If this is true (and not just a limitation of the tools), the reason could be (just guessing) that on the hardware level, the regular registers of each lane store a copy of all uniform registers for faster access for the instructions that use both - regular and uniform registers.

But I believe not, then there would be a lot more SASS instructions being able to use uniform registers and they would (when reading) use the same encoding as when accessing regular registers. As in new CUDA architectures the SM does not have to check for instruction latencies and dependencies, as this information is stored in the instruction words, the SM would not need to know, whether a register to read is a general or uniform register. So the shadow register theory is unlikely.

Another theory would be that the compilation has several intermediate representations and a conversion of some instructions to the uniform datapath was included very late in the process, when the distribution of the data to registers and thus the number of registers was already fixed.

To prevent the compiled program from using more than 255 general registers, the maximum total as input to the compiler would have been limited to 255. But in this case, -maxrregcount would also limit the total number of registers.

A third theory is that the number of registers put into the object file was limited to 256 (not 255?) for compatibility reasons and it has nothing to do with the capabilities of the compiler or the GPUs.

We could hack together a few SASS commands that fill and read back all 255+63 registers and try it out.

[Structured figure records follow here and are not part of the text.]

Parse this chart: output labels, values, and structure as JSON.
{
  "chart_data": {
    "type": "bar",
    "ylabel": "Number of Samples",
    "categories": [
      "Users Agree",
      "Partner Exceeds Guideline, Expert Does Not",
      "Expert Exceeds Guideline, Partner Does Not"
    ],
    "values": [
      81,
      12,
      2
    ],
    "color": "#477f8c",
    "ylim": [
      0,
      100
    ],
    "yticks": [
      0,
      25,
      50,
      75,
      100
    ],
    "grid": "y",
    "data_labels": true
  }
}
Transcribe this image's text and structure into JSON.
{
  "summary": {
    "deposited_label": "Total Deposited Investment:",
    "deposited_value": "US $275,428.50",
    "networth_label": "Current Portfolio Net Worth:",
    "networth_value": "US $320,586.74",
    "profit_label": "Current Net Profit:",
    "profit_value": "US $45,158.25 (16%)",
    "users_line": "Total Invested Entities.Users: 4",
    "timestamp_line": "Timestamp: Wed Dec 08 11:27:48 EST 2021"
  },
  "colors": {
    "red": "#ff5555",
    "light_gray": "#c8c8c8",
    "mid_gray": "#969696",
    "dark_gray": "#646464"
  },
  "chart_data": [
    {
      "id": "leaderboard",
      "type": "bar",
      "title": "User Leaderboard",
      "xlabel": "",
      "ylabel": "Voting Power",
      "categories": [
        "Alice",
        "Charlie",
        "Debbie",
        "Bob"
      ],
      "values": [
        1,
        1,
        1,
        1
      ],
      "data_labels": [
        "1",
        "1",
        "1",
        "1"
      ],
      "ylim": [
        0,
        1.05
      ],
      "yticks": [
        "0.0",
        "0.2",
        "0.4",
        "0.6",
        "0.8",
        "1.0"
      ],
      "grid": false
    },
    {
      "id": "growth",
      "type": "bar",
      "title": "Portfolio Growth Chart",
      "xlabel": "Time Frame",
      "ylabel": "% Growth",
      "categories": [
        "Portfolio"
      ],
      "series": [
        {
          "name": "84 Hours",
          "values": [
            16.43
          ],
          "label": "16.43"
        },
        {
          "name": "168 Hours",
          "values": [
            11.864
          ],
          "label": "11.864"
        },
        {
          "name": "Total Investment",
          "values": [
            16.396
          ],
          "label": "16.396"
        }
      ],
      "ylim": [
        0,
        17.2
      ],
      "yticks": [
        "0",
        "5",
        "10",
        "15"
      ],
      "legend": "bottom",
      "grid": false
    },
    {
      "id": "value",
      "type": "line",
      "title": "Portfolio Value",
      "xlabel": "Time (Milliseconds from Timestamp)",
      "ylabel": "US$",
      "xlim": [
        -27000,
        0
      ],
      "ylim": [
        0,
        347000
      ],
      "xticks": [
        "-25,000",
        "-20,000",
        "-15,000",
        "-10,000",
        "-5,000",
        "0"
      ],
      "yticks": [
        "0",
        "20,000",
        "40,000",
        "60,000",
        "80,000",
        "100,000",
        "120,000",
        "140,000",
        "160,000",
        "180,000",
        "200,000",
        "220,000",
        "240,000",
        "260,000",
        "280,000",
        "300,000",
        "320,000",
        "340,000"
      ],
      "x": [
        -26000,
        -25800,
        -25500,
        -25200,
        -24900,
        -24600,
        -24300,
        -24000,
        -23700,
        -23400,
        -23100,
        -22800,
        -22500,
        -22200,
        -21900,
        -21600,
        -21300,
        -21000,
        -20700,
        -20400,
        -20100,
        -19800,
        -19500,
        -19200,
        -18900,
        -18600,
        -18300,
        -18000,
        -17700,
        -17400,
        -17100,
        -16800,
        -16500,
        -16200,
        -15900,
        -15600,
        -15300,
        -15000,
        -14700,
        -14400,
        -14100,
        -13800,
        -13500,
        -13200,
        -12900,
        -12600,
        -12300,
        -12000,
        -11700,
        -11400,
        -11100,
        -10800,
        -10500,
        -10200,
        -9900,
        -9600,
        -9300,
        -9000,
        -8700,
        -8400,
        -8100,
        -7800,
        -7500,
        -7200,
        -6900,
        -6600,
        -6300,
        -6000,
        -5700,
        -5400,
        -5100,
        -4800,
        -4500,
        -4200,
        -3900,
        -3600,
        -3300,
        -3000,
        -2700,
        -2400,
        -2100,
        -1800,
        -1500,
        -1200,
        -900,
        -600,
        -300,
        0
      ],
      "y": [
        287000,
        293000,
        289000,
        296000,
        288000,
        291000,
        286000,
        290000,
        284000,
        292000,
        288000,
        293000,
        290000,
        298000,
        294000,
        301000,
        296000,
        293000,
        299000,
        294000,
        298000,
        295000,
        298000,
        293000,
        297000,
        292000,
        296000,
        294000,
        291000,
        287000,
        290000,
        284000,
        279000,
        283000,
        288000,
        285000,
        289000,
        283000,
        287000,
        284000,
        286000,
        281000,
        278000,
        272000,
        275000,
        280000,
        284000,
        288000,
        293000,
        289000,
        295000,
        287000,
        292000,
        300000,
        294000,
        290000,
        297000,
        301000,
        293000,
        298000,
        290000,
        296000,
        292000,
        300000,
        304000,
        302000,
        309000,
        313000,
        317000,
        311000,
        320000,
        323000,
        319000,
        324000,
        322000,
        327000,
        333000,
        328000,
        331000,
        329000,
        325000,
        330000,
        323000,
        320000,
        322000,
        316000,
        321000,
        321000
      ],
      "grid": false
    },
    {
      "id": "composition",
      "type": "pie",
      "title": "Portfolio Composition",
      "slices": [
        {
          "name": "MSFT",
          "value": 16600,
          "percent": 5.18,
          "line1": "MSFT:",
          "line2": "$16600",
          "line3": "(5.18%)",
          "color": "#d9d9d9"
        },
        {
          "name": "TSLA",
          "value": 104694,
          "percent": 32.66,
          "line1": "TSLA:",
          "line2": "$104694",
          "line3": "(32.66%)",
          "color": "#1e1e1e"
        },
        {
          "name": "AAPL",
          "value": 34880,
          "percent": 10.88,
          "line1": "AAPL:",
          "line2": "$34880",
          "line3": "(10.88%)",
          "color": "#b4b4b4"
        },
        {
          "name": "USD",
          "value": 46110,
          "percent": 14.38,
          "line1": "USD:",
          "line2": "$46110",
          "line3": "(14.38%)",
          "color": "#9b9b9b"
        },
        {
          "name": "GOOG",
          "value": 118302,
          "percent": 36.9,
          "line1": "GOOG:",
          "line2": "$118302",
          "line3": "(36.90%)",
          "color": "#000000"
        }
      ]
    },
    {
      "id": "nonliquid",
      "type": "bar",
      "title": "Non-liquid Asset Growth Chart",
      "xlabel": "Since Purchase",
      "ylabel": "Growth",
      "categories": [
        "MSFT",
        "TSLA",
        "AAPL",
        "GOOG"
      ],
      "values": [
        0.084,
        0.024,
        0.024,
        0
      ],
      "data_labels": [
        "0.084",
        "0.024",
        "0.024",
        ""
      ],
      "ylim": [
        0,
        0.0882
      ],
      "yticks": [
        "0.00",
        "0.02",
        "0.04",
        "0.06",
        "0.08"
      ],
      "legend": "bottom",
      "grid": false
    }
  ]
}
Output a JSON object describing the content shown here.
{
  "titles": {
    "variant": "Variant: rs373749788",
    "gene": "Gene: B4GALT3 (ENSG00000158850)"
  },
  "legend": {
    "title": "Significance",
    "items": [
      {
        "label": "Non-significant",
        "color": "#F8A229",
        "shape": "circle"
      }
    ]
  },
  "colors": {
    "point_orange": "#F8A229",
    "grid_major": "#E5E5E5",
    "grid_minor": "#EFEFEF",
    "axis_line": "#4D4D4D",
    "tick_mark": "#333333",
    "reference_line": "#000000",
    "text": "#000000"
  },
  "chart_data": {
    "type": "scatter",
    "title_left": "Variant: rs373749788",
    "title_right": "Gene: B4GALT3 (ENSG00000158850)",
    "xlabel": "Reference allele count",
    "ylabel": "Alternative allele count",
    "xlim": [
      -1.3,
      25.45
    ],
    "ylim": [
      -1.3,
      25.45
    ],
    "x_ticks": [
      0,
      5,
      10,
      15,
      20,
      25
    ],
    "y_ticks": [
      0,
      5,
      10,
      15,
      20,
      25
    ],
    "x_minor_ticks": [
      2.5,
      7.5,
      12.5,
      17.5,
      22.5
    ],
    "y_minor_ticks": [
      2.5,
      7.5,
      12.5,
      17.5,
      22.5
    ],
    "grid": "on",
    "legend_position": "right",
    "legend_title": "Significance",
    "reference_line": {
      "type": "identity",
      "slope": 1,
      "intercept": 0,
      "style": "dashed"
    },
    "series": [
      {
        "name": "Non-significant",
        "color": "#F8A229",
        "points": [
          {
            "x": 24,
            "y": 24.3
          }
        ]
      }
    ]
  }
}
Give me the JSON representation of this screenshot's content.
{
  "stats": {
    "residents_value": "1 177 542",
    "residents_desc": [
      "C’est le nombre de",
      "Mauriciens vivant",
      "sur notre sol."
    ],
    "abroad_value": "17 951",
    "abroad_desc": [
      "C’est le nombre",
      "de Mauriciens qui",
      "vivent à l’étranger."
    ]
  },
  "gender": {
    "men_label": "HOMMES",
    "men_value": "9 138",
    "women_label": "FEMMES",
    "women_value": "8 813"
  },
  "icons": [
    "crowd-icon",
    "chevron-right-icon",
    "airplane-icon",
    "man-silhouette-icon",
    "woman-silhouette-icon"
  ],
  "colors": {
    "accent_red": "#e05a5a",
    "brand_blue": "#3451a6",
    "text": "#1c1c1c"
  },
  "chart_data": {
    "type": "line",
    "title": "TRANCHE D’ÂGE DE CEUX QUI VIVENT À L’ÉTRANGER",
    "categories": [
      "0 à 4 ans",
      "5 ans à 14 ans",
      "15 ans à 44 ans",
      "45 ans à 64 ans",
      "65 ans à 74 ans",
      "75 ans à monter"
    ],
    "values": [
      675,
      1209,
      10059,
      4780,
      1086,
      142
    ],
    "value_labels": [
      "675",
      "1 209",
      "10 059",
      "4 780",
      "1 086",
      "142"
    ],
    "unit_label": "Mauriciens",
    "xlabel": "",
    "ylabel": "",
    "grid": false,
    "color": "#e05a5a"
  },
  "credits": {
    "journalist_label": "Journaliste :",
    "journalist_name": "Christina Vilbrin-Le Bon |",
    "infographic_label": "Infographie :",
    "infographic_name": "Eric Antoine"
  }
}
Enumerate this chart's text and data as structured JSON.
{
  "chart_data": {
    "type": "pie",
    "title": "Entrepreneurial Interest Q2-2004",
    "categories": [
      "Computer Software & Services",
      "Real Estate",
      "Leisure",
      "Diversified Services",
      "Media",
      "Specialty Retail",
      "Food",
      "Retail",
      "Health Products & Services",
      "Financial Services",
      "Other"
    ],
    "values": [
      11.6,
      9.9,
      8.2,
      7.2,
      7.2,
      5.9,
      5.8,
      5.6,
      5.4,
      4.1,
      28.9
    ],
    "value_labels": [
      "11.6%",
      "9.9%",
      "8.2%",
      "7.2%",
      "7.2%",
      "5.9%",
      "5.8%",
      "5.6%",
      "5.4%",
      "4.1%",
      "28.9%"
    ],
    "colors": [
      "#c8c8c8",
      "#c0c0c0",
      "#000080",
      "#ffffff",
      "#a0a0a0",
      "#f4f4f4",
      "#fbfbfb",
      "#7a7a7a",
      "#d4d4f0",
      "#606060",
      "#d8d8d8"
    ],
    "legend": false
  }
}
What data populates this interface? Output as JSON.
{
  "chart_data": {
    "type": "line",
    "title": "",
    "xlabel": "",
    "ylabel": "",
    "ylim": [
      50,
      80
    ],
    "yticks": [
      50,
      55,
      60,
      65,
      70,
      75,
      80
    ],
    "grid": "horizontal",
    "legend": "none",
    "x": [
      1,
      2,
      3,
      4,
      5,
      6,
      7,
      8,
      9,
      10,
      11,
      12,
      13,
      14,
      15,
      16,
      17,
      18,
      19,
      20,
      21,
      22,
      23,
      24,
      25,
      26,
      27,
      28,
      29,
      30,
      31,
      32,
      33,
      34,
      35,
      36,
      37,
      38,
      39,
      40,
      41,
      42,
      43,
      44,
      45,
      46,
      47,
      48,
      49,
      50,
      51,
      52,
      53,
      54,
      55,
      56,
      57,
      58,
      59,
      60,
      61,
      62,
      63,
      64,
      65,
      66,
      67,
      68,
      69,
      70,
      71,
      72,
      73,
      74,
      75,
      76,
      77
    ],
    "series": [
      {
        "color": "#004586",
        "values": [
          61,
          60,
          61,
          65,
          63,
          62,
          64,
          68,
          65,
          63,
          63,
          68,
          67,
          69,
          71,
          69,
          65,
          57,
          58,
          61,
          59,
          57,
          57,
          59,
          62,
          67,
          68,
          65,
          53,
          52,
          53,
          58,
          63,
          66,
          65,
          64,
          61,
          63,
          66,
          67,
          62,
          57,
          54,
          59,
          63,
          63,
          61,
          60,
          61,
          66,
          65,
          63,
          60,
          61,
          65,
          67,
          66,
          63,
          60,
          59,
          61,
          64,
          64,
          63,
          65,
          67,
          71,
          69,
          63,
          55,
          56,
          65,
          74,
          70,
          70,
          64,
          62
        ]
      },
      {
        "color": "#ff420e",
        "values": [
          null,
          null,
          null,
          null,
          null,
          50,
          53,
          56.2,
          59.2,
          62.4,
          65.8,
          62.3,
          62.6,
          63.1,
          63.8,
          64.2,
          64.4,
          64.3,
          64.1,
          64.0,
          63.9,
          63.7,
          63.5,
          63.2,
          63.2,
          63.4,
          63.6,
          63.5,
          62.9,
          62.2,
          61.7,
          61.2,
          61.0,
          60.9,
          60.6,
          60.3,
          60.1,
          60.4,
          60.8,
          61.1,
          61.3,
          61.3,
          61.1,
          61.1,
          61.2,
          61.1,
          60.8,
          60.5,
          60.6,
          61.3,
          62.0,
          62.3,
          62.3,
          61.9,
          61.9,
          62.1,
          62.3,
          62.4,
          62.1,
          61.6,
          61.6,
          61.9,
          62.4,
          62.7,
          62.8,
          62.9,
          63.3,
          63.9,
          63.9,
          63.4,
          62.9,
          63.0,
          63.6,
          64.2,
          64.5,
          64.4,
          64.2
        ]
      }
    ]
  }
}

Does anybody know the maximum number of uniform registers per SM? Or per block? We know the limit of 64 per warp due to instruction encoding. What if several warps run in each partition? Then the uniform registers would have to be stored in a register file.

In the Hot Chips 31 presentation of the Turing architecture they showed a slide with a regular register file of 64 kB (i.e. 4 Bytes * 32 lanes * 512) per partition and a uniform register file of 2 kB (i.e. 4 Bytes * 1 lane * 512) per partition. So from this slide it should actually be possible to use as many uniform registers as regular registers (per thread, of course they are shared within the warp, so there are 32x less), but up to a maximum of 63 (due to instruction encoding).
(RTX on—The NVIDIA Turing GPU | Semantic Scholar you can find the presentation also on Youtube and there is a PDF version)

Having the same overall register size (/32) means that there is no additional criteria for occupancy calculation and no different logic for register file division to warps.

NVIDIA has at least one patent related to uniform registers which may provide some insights: US10866806B2 Uniform register file for improved resource utilization.

Standard caveats about reading patents apply. My take is that it does not matter what is happening under the hood, and what is or is not exposed through the tool chain. Let’s assume someone takes the time tio reverse engineer it. What would one do with that information? I don’t think anyone is going to build an alternative toolchain for NVIDIA GPUs that is usable by the general public in the longer term (see various one-off SASS assembler projects).